Research investigating how male primary school teacher identities are constructed, modified and developed within the classroom through interactions with staff and students.
This research builds upon the suggestion that male primary school teachers face challenges in constructing a professional identity due to the competing expectations of others in and outside of the work place (Brownhill, 2014).
It intends to draw together narratives of the male primary school teacher as a male role model (Brownhill & Oates, 2017) authoritarian (Martino, 2008) and humourist (Skelton, 2007) and investigate the extent to which these potentially competing narratives influence the identity constructs of male primary school teachers.
Bringing together these three specific areas of male teacher identity would represent a unique approach to the study of male primary school teacher identity, with humour in particular being rarely investigated by previous research.
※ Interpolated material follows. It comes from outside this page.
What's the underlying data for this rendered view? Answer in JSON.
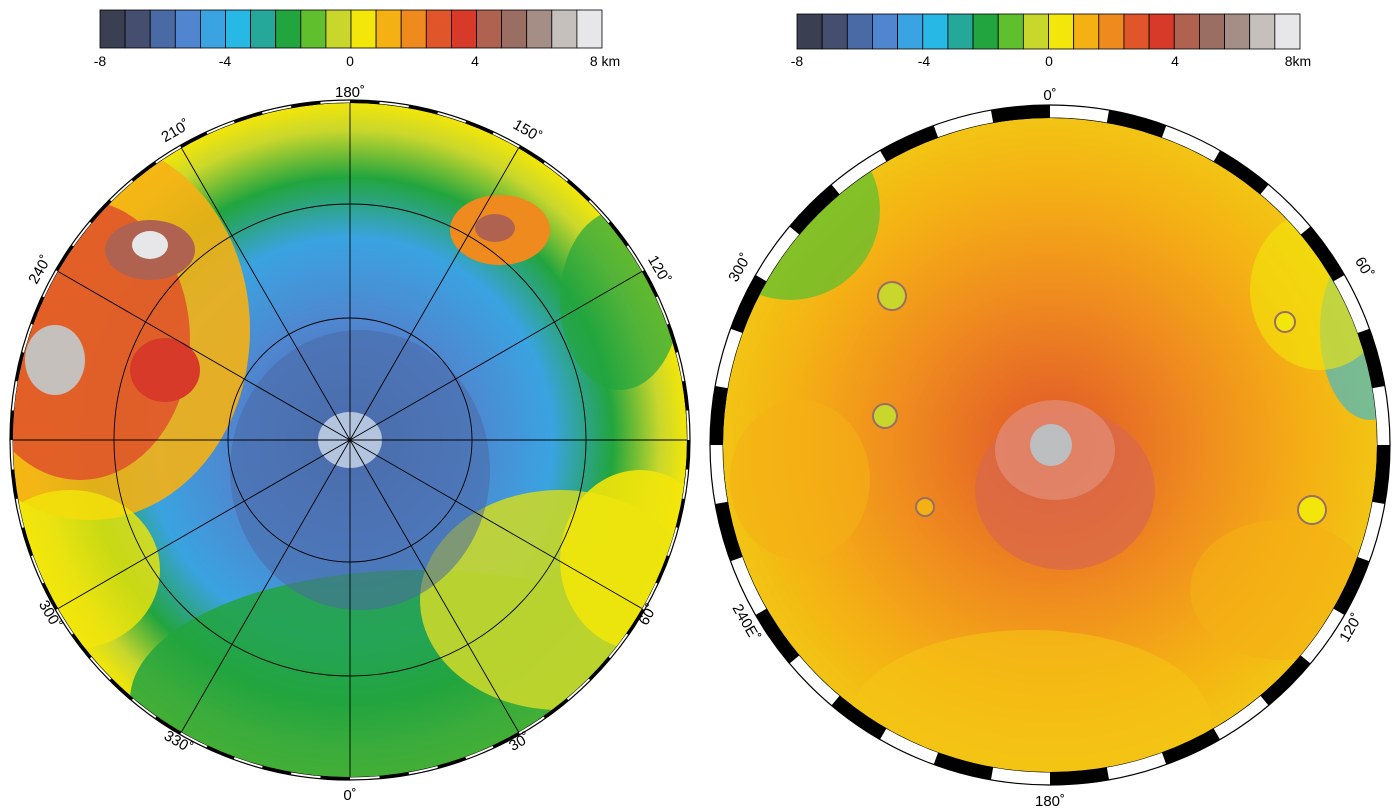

The research would take a symbolic interactionist approach to identity (Smitt & Fritz, 2008) and, unlike previous research on these issues, would look to investigate how male primary school teacher identities are constructed, modified and developed within the classroom through interactions with staff and students.
Using Gee’s (2014) approach to discourse analysis, it is believed the classroom will provide a unique and powerful environment in which to observe and investigate how male primary school teachers construct and perform (Foley, 2012) their professional identity.
The research will also demonstrate the role that staff and pupils play in shaping and interpreting those identities (Paechter, 2003).